Being that I'm married and have children, I have 7 other people to consider if such a big race is possible. I don't believe in doing whatever I want with my time & money. So right off the bat it's already not an easy decision to make. I'm know my husband & kids want to me do to big things and are proud of me. But if it wasn't for them I would likely make running my life and all I would do is race every weekend. So it works well that having them in my life keeps me in check with some of the other things that I really love & desire in life....having a husband & kids. I came to the conclusion that it's not practical and just "not my time" to be traveling for and competing in the Boston Marathon.
There is also the aspect of the bombings and the impact they have on the race. For me, I had the dream of qualifying and running Boston long before that first bomb went off. None of that changed my dreams, it helped inspire me even more. However the bombings seems to have brought on a whole new slew of runners who are determined to qualify and run next year. In light of it all the Boston Marathon is opening an additional 9,000 spots for people to run next year. This makes it the second largest field the race has ever had. Honestly I think it's going to be a mad house with so many runners in pursuit of redemption of what happened this year. That's great in many aspects. But I feel it takes away from someone (meaning me) who wants to run the marathon for the honor & privileged of running THE Boston marathon. I'm afraid my original dream & inspiration will be lost in the sea of passion as they also honor the victim & events of the bombings. Don't get me wrong. The vicitms & spirit of the marathon should be honored. I'm not saying any of that is bad. It's just not what I had in mind for my first running of the Boston marathon.
Based on those things I know that 2014 will not be my year to run the Boston marathon. I am still eligible to run the race in 2015 and it's possible I will re-qualify and extend that time frame even further. I really want to do it soon. Even with my injury I still consider myself at a prime of my running. Who knows what life holds for me down the road. I'd rather do it sooner rather than later. However, if I can't, re-qualifying should not be a problem. If you look at the qualifying standards my current time qualifies any woman in any age bracket. Also, in my current age bracket I'm 10 minutes under my qualifying time and that standard is only going to drop as I get older. And as far as I know I plan to drop my time not add to it.

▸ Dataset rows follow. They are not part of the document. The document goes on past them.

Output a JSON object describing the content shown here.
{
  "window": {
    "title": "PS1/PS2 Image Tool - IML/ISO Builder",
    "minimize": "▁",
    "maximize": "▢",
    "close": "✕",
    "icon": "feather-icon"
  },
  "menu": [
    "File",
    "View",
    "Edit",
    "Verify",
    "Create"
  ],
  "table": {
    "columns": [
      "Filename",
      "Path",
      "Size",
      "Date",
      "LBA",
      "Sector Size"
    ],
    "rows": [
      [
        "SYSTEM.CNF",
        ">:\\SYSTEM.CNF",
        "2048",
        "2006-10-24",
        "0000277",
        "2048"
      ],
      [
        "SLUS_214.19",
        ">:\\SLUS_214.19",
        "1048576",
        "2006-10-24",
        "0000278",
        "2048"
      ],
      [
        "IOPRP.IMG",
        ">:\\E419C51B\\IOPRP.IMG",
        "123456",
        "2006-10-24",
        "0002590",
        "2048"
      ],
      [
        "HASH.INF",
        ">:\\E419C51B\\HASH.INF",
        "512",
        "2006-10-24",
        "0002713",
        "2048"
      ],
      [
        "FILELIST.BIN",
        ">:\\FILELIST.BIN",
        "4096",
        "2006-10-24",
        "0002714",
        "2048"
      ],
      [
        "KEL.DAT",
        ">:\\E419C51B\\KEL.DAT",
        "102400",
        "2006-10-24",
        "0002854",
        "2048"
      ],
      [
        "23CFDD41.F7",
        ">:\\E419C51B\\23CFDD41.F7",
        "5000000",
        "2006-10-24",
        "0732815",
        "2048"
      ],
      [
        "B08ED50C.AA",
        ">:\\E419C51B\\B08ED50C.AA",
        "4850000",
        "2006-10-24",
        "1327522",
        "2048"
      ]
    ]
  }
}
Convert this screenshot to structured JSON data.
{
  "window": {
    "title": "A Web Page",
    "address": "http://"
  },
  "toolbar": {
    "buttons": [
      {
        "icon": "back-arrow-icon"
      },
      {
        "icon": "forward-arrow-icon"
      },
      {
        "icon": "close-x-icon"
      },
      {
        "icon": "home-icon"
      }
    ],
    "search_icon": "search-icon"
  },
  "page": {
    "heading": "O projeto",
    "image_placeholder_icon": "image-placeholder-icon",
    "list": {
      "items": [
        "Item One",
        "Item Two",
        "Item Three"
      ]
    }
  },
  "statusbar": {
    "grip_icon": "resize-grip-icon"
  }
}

Although registration opened today I can't register. They have a staggered process to allow the fastest runners (those 20 minutes under their qualifying time) to register first. Even if I was going to register, I would have to wait until Wednesday. It would still put me a step ahead of several others who have to wait for the next wave of registration open. So, unless something drastically changes between now and then I won't be registering for the 2014 Boston marathon. That's ok. I'm fairly optimistic that the door to Boston will stay open for a long time and at some point I'll be going through that door.